There has been a lot of talk on this issue so far regarding human rights, freedom of expression and the right (or lack thereof) of governments to snoop on citizens. But it is interesting to look at the list in the paragraph above of the countries now involved in this escapade. Mr Snowden claims to be fighting for freedom of expression but China, Russia, Cuba, Venezuela and Ecuador have not been shy to suppress parts of the media that report on issues that they see as a bit too close to the ruling inner circles. The US may be wrong to think that all countries should deign to whatever arrest warrant it has issued for the latest Wikileaks-related secret data releaser. But, on the other hand, Mr Snowden may be wrong to think that a fair trial is a matter of regular, democratic order in places where restrictions on expression – the very issue at the heart of this case – have been all too common in recent years.

A modern Moscow mule

A Russian proposal to try to create artificial life receives Hollywood backing

The actor Steven Seagal once said “I have made a lot of mistakes. But I’ve worked hard. I have no fear of death.

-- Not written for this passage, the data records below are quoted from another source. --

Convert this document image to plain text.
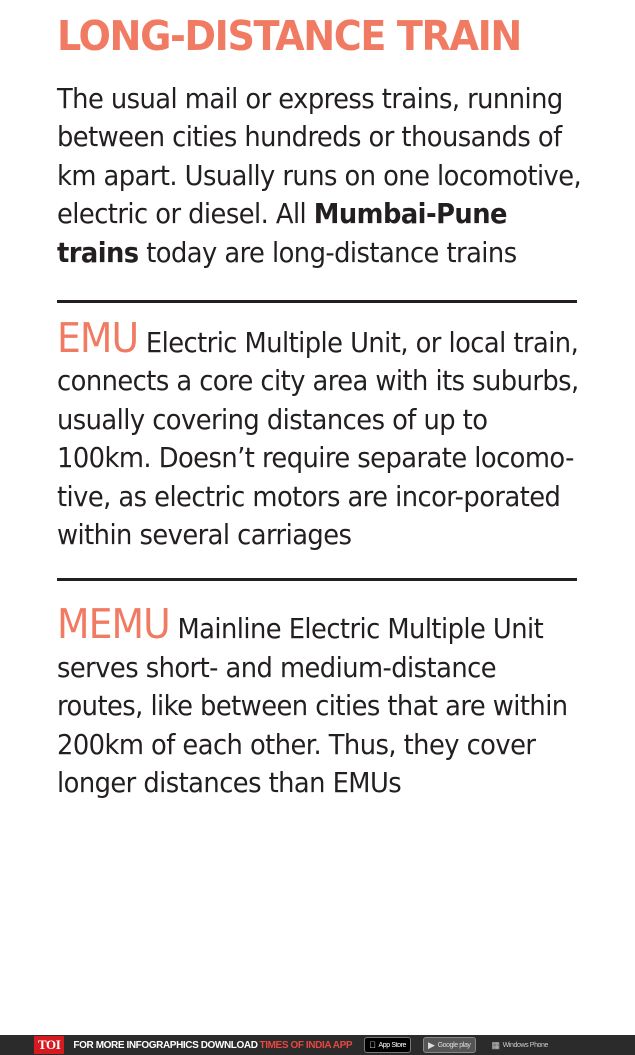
LONG-DISTANCE TRAIN

The usual mail or express trains, running between cities hundreds or thousands of km apart. Usually runs on one locomotive, electric or diesel. All Mumbai-Pune trains today are long-distance trains

EMU Electric Multiple Unit, or local train, connects a core city area with its suburbs, usually covering distances of up to 100km. Doesn’t require separate locomo-tive, as electric motors are incor-porated within several carriages

MEMU Mainline Electric Multiple Unit serves short- and medium-distance routes, like between cities that are within 200km of each other. Thus, they cover longer distances than EMUs

TOI	FOR MORE INFOGRAPHICS DOWNLOAD TIMES OF INDIA APP	App Store ▶ Google play ▦ Windows Phone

More important, I don’t fear life.” Lately he has become an enthusiastic supporter of a futuristic aim to secure exceptional advancements in human immortality. If it succeeds, he may not even have to face death, let alone fear it. Seagal is so taken with the plans that he recently wrote an open letter to Russian Prime Minister Vladimir Putin.

‘Russia 2045’ is a movement established by a combination of fantasists and scientists with huge ambitions. They want to address what they see as an inexorable degradation of the concept of human life that we have at the moment. Amongst their proposals is the challenge of creating a ‘hologram body’.

Many scriptwriters and novelists have hypothesised over the possible ingredients of the ‘elixir of life’ and the notion of ‘living forever’ has simply been a romantic but unattainable projection of human achivement. Until now. Those believers gathering in Moscow are determined to produce an ‘immortal brain’, arguing that it is a natural course of research for progressive scientists of this day and age. They have set a deadline by which to create the make-up that a regular passer-by would need in order never to die. Some eager fans of the project are even predicting a competition similar to the ‘Space Race’ – but this time with Russia the undisputed champion.

Of course, the mission has its detractors and the scheme has come under fire from many in the Church. Alexey Osipov, a professor at the Moscow Spritual Schools announced that “[the human being is] a unity of body and soul, and separating one from the other is unthinkable from the point of view of Christianity and is vicious.” In response, the founder of the Russia 2045 movement, Dmitry Itskov, said that the ‘cyborg’ idea “[is not] running against anyone’s religious ideals or values.”

In his 2002 film, Half Past Dead, Seagal plays an undercover cop who gets shot and is declared ‘medically deceased’. If this scheme turns out to be a success, the idea that a person could ever have truly died might eventually become the stuff of legend.